Workers also have been checking the fence lines and screens, relocating all gas and oil products to a safe area, and have cancelled any new deliveries to the site. Sedimentation tanks are being filled with water to add weight for protection against high winds. And in advance of the storm, engineers are also removing awnings and signs and filling up life safety generators.
“Our project managers are meeting with their onsite teams and subcontractors after every advisory to further evaluate and prepare,” the spokesperson said in a statement.
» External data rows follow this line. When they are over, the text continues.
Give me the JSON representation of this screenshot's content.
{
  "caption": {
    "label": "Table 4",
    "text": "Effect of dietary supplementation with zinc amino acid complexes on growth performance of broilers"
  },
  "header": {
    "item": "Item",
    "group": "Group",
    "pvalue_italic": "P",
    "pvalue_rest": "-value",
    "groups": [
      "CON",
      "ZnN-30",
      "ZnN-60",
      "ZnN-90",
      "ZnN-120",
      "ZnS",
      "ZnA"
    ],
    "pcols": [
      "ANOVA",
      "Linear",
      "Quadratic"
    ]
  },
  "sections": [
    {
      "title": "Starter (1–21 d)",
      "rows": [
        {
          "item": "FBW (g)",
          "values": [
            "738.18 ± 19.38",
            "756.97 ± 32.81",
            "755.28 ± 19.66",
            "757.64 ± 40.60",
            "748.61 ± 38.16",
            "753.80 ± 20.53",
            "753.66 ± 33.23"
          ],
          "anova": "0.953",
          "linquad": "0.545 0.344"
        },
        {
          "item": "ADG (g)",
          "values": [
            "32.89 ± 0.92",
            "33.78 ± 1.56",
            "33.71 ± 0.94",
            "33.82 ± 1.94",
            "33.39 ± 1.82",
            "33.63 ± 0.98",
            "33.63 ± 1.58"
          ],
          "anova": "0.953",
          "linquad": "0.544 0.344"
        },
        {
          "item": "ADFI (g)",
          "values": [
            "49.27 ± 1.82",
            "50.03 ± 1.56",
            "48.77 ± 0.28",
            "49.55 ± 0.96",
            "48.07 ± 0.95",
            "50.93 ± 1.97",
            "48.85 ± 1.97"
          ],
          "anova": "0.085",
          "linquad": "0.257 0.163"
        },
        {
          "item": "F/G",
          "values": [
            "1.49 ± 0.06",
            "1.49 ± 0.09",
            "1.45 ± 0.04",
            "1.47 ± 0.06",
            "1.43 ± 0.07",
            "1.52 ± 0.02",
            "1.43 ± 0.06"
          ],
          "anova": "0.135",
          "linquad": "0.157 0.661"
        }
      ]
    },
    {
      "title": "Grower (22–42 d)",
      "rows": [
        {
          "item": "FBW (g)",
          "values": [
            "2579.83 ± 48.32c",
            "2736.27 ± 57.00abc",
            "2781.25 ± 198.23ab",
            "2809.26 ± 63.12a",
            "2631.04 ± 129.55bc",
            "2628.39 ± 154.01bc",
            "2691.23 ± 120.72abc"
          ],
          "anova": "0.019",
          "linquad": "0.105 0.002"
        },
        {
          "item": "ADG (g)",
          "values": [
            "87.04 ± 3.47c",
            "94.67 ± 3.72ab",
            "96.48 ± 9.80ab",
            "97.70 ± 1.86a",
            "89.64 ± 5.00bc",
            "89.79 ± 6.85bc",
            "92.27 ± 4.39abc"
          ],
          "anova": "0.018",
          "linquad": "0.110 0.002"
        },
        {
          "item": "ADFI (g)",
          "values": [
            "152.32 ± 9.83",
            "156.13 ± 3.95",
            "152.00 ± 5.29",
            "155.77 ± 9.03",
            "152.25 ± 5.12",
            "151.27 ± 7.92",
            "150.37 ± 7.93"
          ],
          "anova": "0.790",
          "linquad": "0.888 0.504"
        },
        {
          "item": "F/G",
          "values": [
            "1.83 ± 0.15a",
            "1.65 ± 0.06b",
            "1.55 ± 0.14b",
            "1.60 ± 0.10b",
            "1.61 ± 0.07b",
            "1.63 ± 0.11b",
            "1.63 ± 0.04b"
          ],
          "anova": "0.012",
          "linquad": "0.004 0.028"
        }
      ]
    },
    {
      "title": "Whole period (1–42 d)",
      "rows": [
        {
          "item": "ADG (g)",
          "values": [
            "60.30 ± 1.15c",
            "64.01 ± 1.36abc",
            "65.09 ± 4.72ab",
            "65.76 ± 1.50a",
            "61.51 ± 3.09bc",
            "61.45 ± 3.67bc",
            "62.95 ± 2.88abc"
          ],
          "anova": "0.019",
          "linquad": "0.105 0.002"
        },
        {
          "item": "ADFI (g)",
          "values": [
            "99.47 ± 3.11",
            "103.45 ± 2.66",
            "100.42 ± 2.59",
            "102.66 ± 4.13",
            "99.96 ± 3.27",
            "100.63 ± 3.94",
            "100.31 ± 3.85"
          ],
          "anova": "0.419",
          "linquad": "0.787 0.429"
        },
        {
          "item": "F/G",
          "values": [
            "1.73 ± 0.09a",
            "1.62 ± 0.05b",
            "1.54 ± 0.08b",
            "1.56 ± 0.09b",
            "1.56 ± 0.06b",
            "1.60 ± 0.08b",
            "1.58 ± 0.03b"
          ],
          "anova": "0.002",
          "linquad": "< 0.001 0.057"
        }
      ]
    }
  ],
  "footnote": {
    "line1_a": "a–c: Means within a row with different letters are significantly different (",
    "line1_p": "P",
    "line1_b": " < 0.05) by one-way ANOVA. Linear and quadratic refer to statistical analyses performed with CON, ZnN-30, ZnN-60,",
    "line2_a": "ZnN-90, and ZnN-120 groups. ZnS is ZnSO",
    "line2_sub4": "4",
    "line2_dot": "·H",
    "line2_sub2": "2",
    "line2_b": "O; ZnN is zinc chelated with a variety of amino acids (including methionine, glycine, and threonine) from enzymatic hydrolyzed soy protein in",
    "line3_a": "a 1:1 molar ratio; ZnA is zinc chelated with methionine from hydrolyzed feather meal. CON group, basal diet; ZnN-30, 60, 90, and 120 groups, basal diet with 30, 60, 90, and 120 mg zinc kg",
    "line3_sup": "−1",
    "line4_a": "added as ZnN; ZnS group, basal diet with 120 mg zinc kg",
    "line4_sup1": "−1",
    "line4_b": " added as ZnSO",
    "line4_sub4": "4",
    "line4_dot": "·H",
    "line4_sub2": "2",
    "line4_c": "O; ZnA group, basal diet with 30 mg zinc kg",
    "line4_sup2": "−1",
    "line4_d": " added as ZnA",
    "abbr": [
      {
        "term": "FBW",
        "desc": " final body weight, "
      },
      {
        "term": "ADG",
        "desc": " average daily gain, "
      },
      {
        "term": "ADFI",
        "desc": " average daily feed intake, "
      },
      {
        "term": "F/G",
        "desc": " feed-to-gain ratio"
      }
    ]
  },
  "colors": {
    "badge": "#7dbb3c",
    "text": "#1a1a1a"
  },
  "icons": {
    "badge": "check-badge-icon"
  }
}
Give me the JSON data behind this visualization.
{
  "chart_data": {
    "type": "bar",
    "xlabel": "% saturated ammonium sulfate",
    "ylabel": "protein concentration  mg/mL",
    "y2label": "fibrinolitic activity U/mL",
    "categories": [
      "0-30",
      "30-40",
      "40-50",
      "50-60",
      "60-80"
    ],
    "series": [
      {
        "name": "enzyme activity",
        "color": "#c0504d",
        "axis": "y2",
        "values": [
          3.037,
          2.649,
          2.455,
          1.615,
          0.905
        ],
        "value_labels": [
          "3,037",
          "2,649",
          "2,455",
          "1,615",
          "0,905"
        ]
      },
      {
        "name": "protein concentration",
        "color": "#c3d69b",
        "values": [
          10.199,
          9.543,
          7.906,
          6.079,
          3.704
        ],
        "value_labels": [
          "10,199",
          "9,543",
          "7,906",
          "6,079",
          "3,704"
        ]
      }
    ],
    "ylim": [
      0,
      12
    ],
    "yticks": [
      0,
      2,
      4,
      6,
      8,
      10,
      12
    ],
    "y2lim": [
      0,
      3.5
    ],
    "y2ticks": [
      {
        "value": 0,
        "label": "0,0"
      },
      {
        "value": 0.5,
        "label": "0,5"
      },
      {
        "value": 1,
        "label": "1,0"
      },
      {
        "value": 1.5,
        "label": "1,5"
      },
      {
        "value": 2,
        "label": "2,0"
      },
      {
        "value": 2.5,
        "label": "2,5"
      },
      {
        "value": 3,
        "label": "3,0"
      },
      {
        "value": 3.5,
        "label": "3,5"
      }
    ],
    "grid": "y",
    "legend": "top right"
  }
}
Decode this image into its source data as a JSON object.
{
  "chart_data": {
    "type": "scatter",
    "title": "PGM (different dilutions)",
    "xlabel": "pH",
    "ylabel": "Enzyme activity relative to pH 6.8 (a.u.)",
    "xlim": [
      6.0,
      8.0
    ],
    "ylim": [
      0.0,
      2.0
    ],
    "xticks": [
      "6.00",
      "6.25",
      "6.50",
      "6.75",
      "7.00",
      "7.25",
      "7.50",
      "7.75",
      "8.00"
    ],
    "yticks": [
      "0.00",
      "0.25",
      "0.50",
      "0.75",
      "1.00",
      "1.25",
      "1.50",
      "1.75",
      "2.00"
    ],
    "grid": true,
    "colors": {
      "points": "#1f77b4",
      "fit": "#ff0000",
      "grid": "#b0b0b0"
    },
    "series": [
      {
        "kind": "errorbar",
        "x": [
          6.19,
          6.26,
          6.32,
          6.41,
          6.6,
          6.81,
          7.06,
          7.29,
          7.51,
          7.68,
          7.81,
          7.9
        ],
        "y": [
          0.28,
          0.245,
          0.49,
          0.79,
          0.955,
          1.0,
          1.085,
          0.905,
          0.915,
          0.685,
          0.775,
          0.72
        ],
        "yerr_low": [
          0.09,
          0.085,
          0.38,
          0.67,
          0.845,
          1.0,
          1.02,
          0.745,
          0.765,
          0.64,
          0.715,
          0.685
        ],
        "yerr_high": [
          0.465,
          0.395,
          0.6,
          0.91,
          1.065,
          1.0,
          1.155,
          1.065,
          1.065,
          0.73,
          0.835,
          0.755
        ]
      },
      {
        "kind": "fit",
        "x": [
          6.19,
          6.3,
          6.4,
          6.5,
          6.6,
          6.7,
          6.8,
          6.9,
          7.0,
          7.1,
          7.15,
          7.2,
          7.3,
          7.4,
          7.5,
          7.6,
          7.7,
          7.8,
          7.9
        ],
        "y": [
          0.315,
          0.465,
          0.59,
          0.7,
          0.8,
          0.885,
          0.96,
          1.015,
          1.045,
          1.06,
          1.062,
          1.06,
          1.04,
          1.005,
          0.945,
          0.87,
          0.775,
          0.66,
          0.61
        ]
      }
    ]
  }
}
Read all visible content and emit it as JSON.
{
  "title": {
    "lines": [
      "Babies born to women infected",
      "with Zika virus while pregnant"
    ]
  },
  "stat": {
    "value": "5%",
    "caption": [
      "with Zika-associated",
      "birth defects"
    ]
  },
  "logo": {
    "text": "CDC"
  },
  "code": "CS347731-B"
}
Moss Construction, which has 45 projects within the storm’s forecast cone, follows a specific storm protocol, with preparations lasting all week, said Scott Gerrard, vice president of safety, health & environment, in a statement.
The sites stopped delivery of materials on Wednesday, and Thursday started securing the sites, making sure construction materials are stored properly, debris is removed and/or secured and ensuring IT equipment and heavy machinery is protected, the spokesperson said.
“This year we will be using 16 licensed drone operators to conduct fly-overs of all of our sites to check that storm preparations are on schedule,” he said in a statement.
Similarly, at Kolter Homes’ South Florida projects, workers have been disassembling and securing scaffolding, removing wind screens from fences, and bundling up roof tiles and zip-tying them on the roof, according to a spokesperson.
Peter Dyga, CEO of Associated Builders and Contractors Florida East Coast Chapter, said most plans are put in place 72 hours out from the hurricane’s approach, so preparations are already underway.
“The biggest problem is loose items that can be projectiles,” Dyga said.
Securing tower cranes is, of course, also vital.
Key International Co-President Inigo Ardid said in a statement that its AC Hotel by Marriott site in Fort Lauderdale Beach stopped the use of its tower crane at noon on Wednesday to ensure it was secured by the end of that day. Any materials on the above-ground floors were also brought down to the first level for safety.
“We will continue procedures to secure the project,” he said, “and are monitoring the hurricane’s path to determine when site work can resume.”